Hezimet

İslam Alemi’nin ve İslam Alemini müdafaa eden aziz Türk Milleti’nin en büyük hezimeti birinci cihan harbinin ardından olmuştur. Bu hezimet, geçmişteki yenilgiler gibi sadece askeri safhalarda olmamıştır. Türk Milleti, Türkistan bozkırından Anadolu’ya buradan da Avrupa’ya taşıdığı binlerce yıldır biriktirdiği kültürünün yıkılmasına şahit olmuştur.
Düşman, mert değil namerdin ta kendisiydi. İslam’ın ve aynı zamanda Türk Milletinin kutsallarına saldırmıştı. Oysaki gerçek bir Müslüman asla her ne olursa olsun kimsenin değerlerine saldırmaz iken bu gafil güruh bunları yapmıştı.
Hezimet adlı bu yazımda sizlere iki örnek ile düşmanın bizlere nasıl muamele ettiklerini yazacağım. Sürç-ü lisan olur ise affola.
Yıl 1921. Osmanlı İmparatorluğu’nun neredeyse 400 yıl ‘’Adalet’’ ile hükmettiği Rumlar, Ankara vilayeti hudutlarına kadar ilerliyordu. Bu ilerleyişlerinde ne kadar İslami değer varsa hepsini katlediyordu. (Kadınlarımızın örtüleri çıkartılıp atıyorlar, Camilerimizi tahrip edip yıkıyorlar, Çoluk çocuk yaşlı demeden herkesi katlediyorlardı…)
Rum olsun Sırp olsun fark etmez. Bizim tarihimizi bizden daha iyi biliyorlar. Bu yeni diziler çıkmadan evvel Ertuğrul Gazi’yi bilen çok az kişi vardı. Lakin onlar hiçbir zaman unutmamıştı. Aşağıdaki fotoğrafı düzenli olarak gittiğim Ertuğrul Gazi türbesinden sizler için bizzat çektim.

Bir diğer rezalet Osman Gazi’nin türbesinde yapılanlardır. Rum komutan Yüzbaşı Sofoklis, Osman Gazi türbesine gidip, sandukayı tıklatarak “Kalk da Bursa’yı kurtar” sözleri Türk Milletinin ve İslam Aleminin kalbine saplanmış birer hançer gibidir.
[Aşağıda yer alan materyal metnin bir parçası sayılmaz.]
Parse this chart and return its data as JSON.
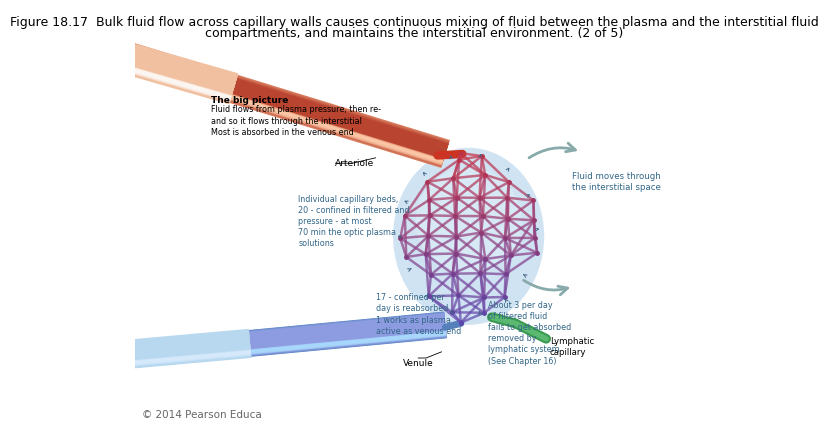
{
  "title_line1": "Figure 18.17  Bulk fluid flow across capillary walls causes continuous mixing of fluid between the plasma and the interstitial fluid",
  "title_line2": "compartments, and maintains the interstitial environment. (2 of 5)",
  "footer": "© 2014 Pearson Educa",
  "bg_color": "#ffffff",
  "title_fontsize": 9.0,
  "footer_fontsize": 7.5,
  "arrow_color": "#8ab8b8",
  "capillary_bg_color": "#c8dff0"
}
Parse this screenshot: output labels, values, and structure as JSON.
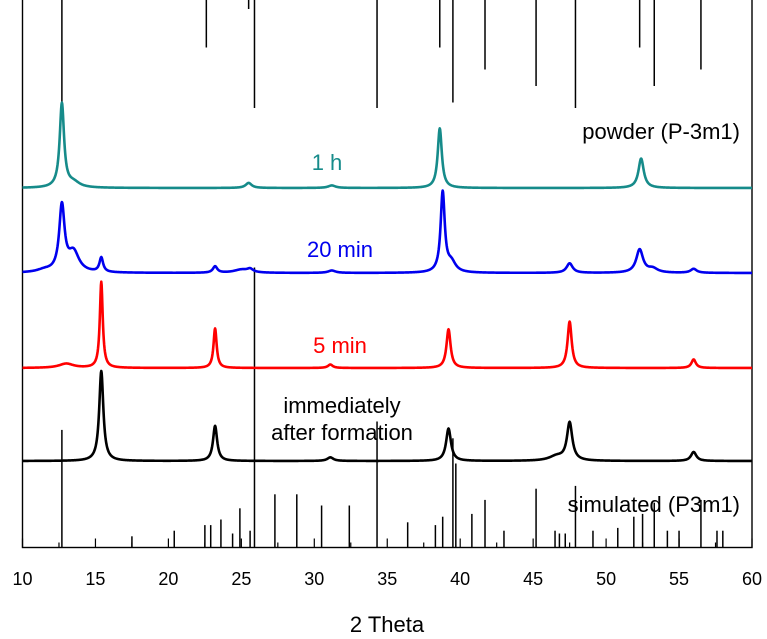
{
  "chart_data": {
    "type": "line",
    "title": "",
    "xlabel": "2 Theta",
    "ylabel": "",
    "xlim": [
      10,
      60
    ],
    "x_ticks": [
      10,
      15,
      20,
      25,
      30,
      35,
      40,
      45,
      50,
      55,
      60
    ],
    "y_ticks_shown": false,
    "grid": false,
    "legend": "none",
    "stick_patterns": [
      {
        "label": "powder (P-3m1)",
        "color": "#000000",
        "position": "top",
        "peaks": [
          {
            "x": 12.7,
            "h": 1.0
          },
          {
            "x": 22.6,
            "h": 0.45
          },
          {
            "x": 25.5,
            "h": 0.1
          },
          {
            "x": 25.9,
            "h": 1.0
          },
          {
            "x": 34.3,
            "h": 1.0
          },
          {
            "x": 38.6,
            "h": 0.45
          },
          {
            "x": 39.5,
            "h": 0.95
          },
          {
            "x": 41.7,
            "h": 0.65
          },
          {
            "x": 45.2,
            "h": 0.8
          },
          {
            "x": 47.9,
            "h": 1.0
          },
          {
            "x": 52.3,
            "h": 0.45
          },
          {
            "x": 53.3,
            "h": 0.8
          },
          {
            "x": 56.5,
            "h": 0.65
          }
        ]
      },
      {
        "label": "simulated (P3m1)",
        "color": "#000000",
        "position": "bottom",
        "peaks": [
          {
            "x": 12.7,
            "h": 0.42
          },
          {
            "x": 17.5,
            "h": 0.04
          },
          {
            "x": 20.4,
            "h": 0.06
          },
          {
            "x": 22.5,
            "h": 0.08
          },
          {
            "x": 22.9,
            "h": 0.08
          },
          {
            "x": 23.6,
            "h": 0.1
          },
          {
            "x": 24.4,
            "h": 0.05
          },
          {
            "x": 24.9,
            "h": 0.14
          },
          {
            "x": 25.6,
            "h": 0.06
          },
          {
            "x": 25.9,
            "h": 1.0
          },
          {
            "x": 27.3,
            "h": 0.19
          },
          {
            "x": 28.8,
            "h": 0.19
          },
          {
            "x": 30.5,
            "h": 0.15
          },
          {
            "x": 32.4,
            "h": 0.15
          },
          {
            "x": 34.3,
            "h": 0.45
          },
          {
            "x": 36.4,
            "h": 0.09
          },
          {
            "x": 38.3,
            "h": 0.08
          },
          {
            "x": 38.8,
            "h": 0.11
          },
          {
            "x": 39.5,
            "h": 0.39
          },
          {
            "x": 39.7,
            "h": 0.3
          },
          {
            "x": 40.8,
            "h": 0.12
          },
          {
            "x": 41.7,
            "h": 0.17
          },
          {
            "x": 43.0,
            "h": 0.06
          },
          {
            "x": 45.2,
            "h": 0.21
          },
          {
            "x": 46.5,
            "h": 0.06
          },
          {
            "x": 46.8,
            "h": 0.05
          },
          {
            "x": 47.2,
            "h": 0.05
          },
          {
            "x": 47.9,
            "h": 0.22
          },
          {
            "x": 49.1,
            "h": 0.06
          },
          {
            "x": 50.8,
            "h": 0.07
          },
          {
            "x": 51.9,
            "h": 0.11
          },
          {
            "x": 52.5,
            "h": 0.12
          },
          {
            "x": 53.3,
            "h": 0.16
          },
          {
            "x": 54.2,
            "h": 0.06
          },
          {
            "x": 55.0,
            "h": 0.06
          },
          {
            "x": 56.5,
            "h": 0.17
          },
          {
            "x": 57.6,
            "h": 0.06
          },
          {
            "x": 58.0,
            "h": 0.06
          }
        ]
      }
    ],
    "series": [
      {
        "label": "1 h",
        "color": "#168b8a",
        "peaks": [
          {
            "x": 12.7,
            "h": 1.0,
            "w": 0.18
          },
          {
            "x": 13.5,
            "h": 0.06,
            "w": 0.5
          },
          {
            "x": 25.5,
            "h": 0.06,
            "w": 0.25
          },
          {
            "x": 31.2,
            "h": 0.03,
            "w": 0.3
          },
          {
            "x": 38.6,
            "h": 0.71,
            "w": 0.17
          },
          {
            "x": 52.4,
            "h": 0.35,
            "w": 0.22
          }
        ]
      },
      {
        "label": "20 min",
        "color": "#0000ee",
        "peaks": [
          {
            "x": 12.7,
            "h": 0.82,
            "w": 0.22
          },
          {
            "x": 13.5,
            "h": 0.25,
            "w": 0.45
          },
          {
            "x": 11.5,
            "h": 0.03,
            "w": 0.6
          },
          {
            "x": 15.4,
            "h": 0.18,
            "w": 0.15
          },
          {
            "x": 23.2,
            "h": 0.08,
            "w": 0.18
          },
          {
            "x": 25.0,
            "h": 0.04,
            "w": 0.6
          },
          {
            "x": 25.6,
            "h": 0.04,
            "w": 0.25
          },
          {
            "x": 31.2,
            "h": 0.03,
            "w": 0.3
          },
          {
            "x": 38.8,
            "h": 1.0,
            "w": 0.17
          },
          {
            "x": 39.4,
            "h": 0.12,
            "w": 0.35
          },
          {
            "x": 47.5,
            "h": 0.12,
            "w": 0.25
          },
          {
            "x": 52.3,
            "h": 0.29,
            "w": 0.28
          },
          {
            "x": 53.2,
            "h": 0.05,
            "w": 0.4
          },
          {
            "x": 56.0,
            "h": 0.05,
            "w": 0.25
          }
        ]
      },
      {
        "label": "5 min",
        "color": "#ff0000",
        "peaks": [
          {
            "x": 13.0,
            "h": 0.05,
            "w": 0.6
          },
          {
            "x": 15.4,
            "h": 1.0,
            "w": 0.12
          },
          {
            "x": 23.2,
            "h": 0.46,
            "w": 0.13
          },
          {
            "x": 31.1,
            "h": 0.04,
            "w": 0.2
          },
          {
            "x": 39.2,
            "h": 0.45,
            "w": 0.17
          },
          {
            "x": 47.5,
            "h": 0.54,
            "w": 0.17
          },
          {
            "x": 56.0,
            "h": 0.1,
            "w": 0.18
          }
        ]
      },
      {
        "label": "immediately\nafter formation",
        "color": "#000000",
        "peaks": [
          {
            "x": 15.4,
            "h": 1.0,
            "w": 0.17
          },
          {
            "x": 23.2,
            "h": 0.39,
            "w": 0.17
          },
          {
            "x": 31.1,
            "h": 0.04,
            "w": 0.25
          },
          {
            "x": 39.2,
            "h": 0.36,
            "w": 0.2
          },
          {
            "x": 46.6,
            "h": 0.05,
            "w": 0.6
          },
          {
            "x": 47.5,
            "h": 0.42,
            "w": 0.22
          },
          {
            "x": 56.0,
            "h": 0.1,
            "w": 0.22
          }
        ]
      }
    ]
  }
}
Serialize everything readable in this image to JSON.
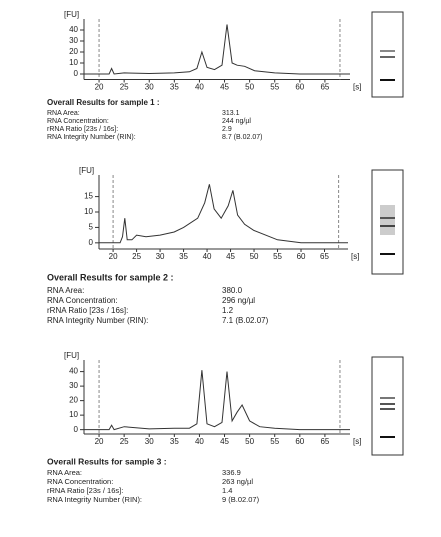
{
  "chart_data": [
    {
      "type": "line",
      "y_label": "[FU]",
      "x_label": "[s]",
      "xlim": [
        17,
        70
      ],
      "ylim": [
        -5,
        50
      ],
      "xticks": [
        20,
        25,
        30,
        35,
        40,
        45,
        50,
        55,
        60,
        65
      ],
      "yticks": [
        0,
        10,
        20,
        30,
        40
      ],
      "markers": [
        20,
        68
      ],
      "x": [
        17,
        20,
        22,
        22.5,
        23,
        25,
        30,
        35,
        38,
        39.5,
        40.5,
        41.5,
        43,
        44.5,
        45.5,
        46.5,
        47.5,
        49,
        51,
        55,
        60,
        70
      ],
      "series": [
        {
          "color": "#333333",
          "values": [
            0,
            0,
            0,
            5,
            0,
            1,
            0.5,
            1,
            2,
            5,
            20,
            6,
            4,
            8,
            45,
            10,
            8,
            7,
            3,
            1,
            0,
            0
          ]
        }
      ],
      "title": "Overall Results for sample 1 :",
      "results": [
        [
          "RNA Area:",
          "313.1"
        ],
        [
          "RNA Concentration:",
          "244 ng/µl"
        ],
        [
          "rRNA Ratio [23s / 16s]:",
          "2.9"
        ],
        [
          "RNA Integrity Number (RIN):",
          "8.7 (B.02.07)"
        ]
      ]
    },
    {
      "type": "line",
      "y_label": "[FU]",
      "x_label": "[s]",
      "xlim": [
        17,
        70
      ],
      "ylim": [
        -2,
        22
      ],
      "xticks": [
        20,
        25,
        30,
        35,
        40,
        45,
        50,
        55,
        60,
        65
      ],
      "yticks": [
        0,
        5,
        10,
        15
      ],
      "markers": [
        20,
        68
      ],
      "x": [
        17,
        20,
        21.5,
        22,
        22.5,
        23,
        24,
        25,
        27,
        30,
        33,
        35,
        38,
        39.5,
        40.5,
        41.5,
        43,
        44.5,
        45.5,
        46.5,
        48,
        50,
        55,
        60,
        70
      ],
      "series": [
        {
          "color": "#333333",
          "values": [
            0,
            0,
            0,
            2,
            8,
            1,
            1,
            2.5,
            2,
            2.5,
            3.5,
            5,
            8,
            13,
            19,
            11,
            8,
            12,
            17,
            9,
            6,
            4,
            1,
            0,
            0
          ]
        }
      ],
      "title": "Overall Results for sample 2 :",
      "results": [
        [
          "RNA Area:",
          "380.0"
        ],
        [
          "RNA Concentration:",
          "296 ng/µl"
        ],
        [
          "rRNA Ratio [23s / 16s]:",
          "1.2"
        ],
        [
          "RNA Integrity Number (RIN):",
          "7.1 (B.02.07)"
        ]
      ]
    },
    {
      "type": "line",
      "y_label": "[FU]",
      "x_label": "[s]",
      "xlim": [
        17,
        70
      ],
      "ylim": [
        -3,
        48
      ],
      "xticks": [
        20,
        25,
        30,
        35,
        40,
        45,
        50,
        55,
        60,
        65
      ],
      "yticks": [
        0,
        10,
        20,
        30,
        40
      ],
      "markers": [
        20,
        68
      ],
      "x": [
        17,
        20,
        22,
        22.5,
        23,
        25,
        30,
        35,
        38,
        39.5,
        40.5,
        41.5,
        43,
        44.5,
        45.5,
        46.5,
        47.5,
        48.5,
        50,
        52,
        55,
        60,
        70
      ],
      "series": [
        {
          "color": "#333333",
          "values": [
            0,
            0,
            0,
            3,
            0,
            2,
            0.5,
            1,
            1,
            4,
            41,
            4,
            2,
            5,
            40,
            6,
            12,
            17,
            6,
            2,
            1,
            0,
            0
          ]
        }
      ],
      "title": "Overall Results for sample 3 :",
      "results": [
        [
          "RNA Area:",
          "336.9"
        ],
        [
          "RNA Concentration:",
          "263 ng/µl"
        ],
        [
          "rRNA Ratio [23s / 16s]:",
          "1.4"
        ],
        [
          "RNA Integrity Number (RIN):",
          "9 (B.02.07)"
        ]
      ]
    }
  ]
}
Hezimet bu yapılanlarla da sınırlı değildir. Nice eserlerimiz yağmalandı, nice türbelerimiz tahrip edildi. Kısacası bu milletin tüm değerleri ayaklar altına alındı. Ama bu onlar için yetmedi… Bu millet kendine düşmandan daha çok zarar verdi.
Unutmayın! Düşman hiçbir şeyi unutmuyor. Sağlıcakla kalın.